Gigandet Xavier, Hagmann Patric, Kurant Maciej, Cammoun Leila, Meuli Reto, Thiran Jean-Philippe
Signal Processing Laboratory, LTS5, Ecole Polytechnique Fédérale de Lausanne, Lausanne, Switzerland.
PLoS One. 2008;3(12):e4006. doi: 10.1371/journal.pone.0004006. Epub 2008 Dec 23.
Since the emergence of diffusion tensor imaging, a lot of work has been done to better understand the properties of diffusion MRI tractography. However, the validation of the reconstructed fiber connections remains problematic in many respects. For example, it is difficult to assess whether a connection is the result of the diffusion coherence contrast itself or the simple result of other uncontrolled parameters like for example: noise, brain geometry and algorithmic characteristics.
METHODOLOGY/PRINCIPAL FINDINGS: In this work, we propose a method to estimate the respective contributions of diffusion coherence versus other effects to a tractography result by comparing data sets with and without diffusion coherence contrast. We use this methodology to assign a confidence level to every gray matter to gray matter connection and add this new information directly in the connectivity matrix.
CONCLUSIONS/SIGNIFICANCE: Our results demonstrate that whereas we can have a strong confidence in mid- and long-range connections obtained by a tractography experiment, it is difficult to distinguish between short connections traced due to diffusion coherence contrast from those produced by chance due to the other uncontrolled factors of the tractography methodology.

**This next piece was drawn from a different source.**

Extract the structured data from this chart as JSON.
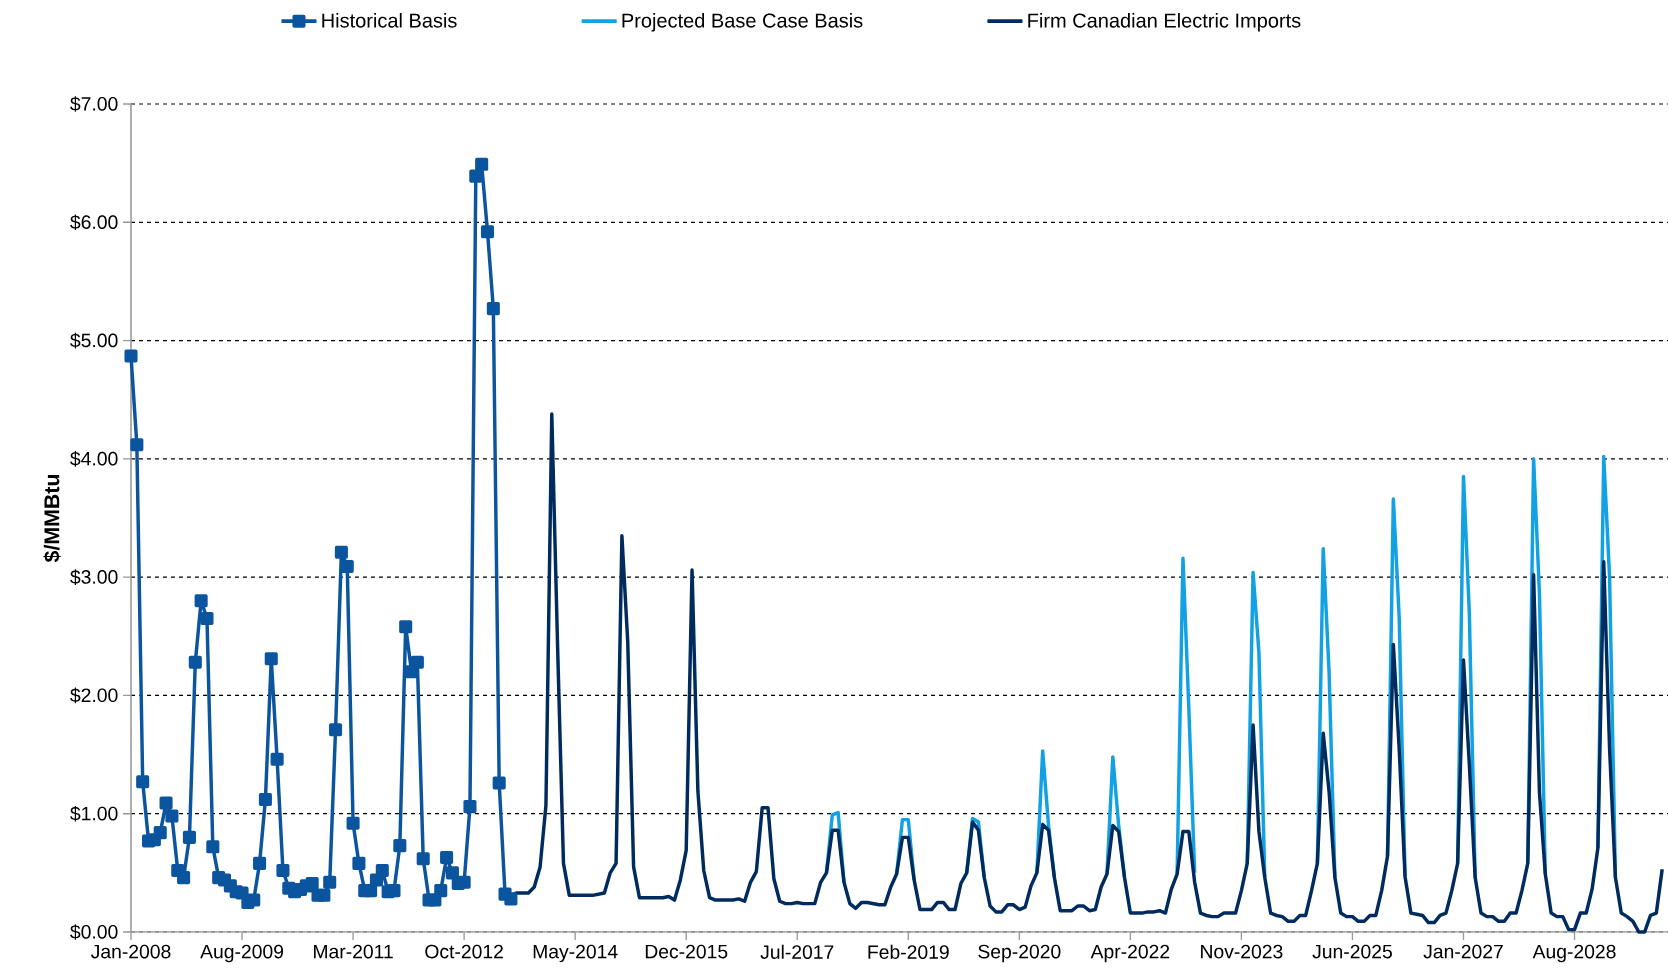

自扩散张量成像出现以来,人们开展了大量工作以更好地理解扩散磁共振成像纤维束成像的特性。然而,重建纤维连接的验证在很多方面仍然存在问题。例如,很难评估一种连接是扩散相干对比度本身的结果,还是其他未控制参数(如噪声、脑几何形状和算法特征)的简单结果。
方法/主要发现:在这项工作中,我们提出了一种方法,通过比较有无扩散相干对比度的数据集,来估计扩散相干与其他效应在纤维束成像结果中的各自贡献。我们使用这种方法为每个灰质到灰质的连接分配一个置信水平,并将这个新信息直接添加到连通性矩阵中。
结论/意义:我们的结果表明,虽然我们可以对通过纤维束成像实验获得的中长程连接有很强的信心,但很难区分由于扩散相干对比度追踪到的短连接与由于纤维束成像方法的其他未控制因素偶然产生的短连接。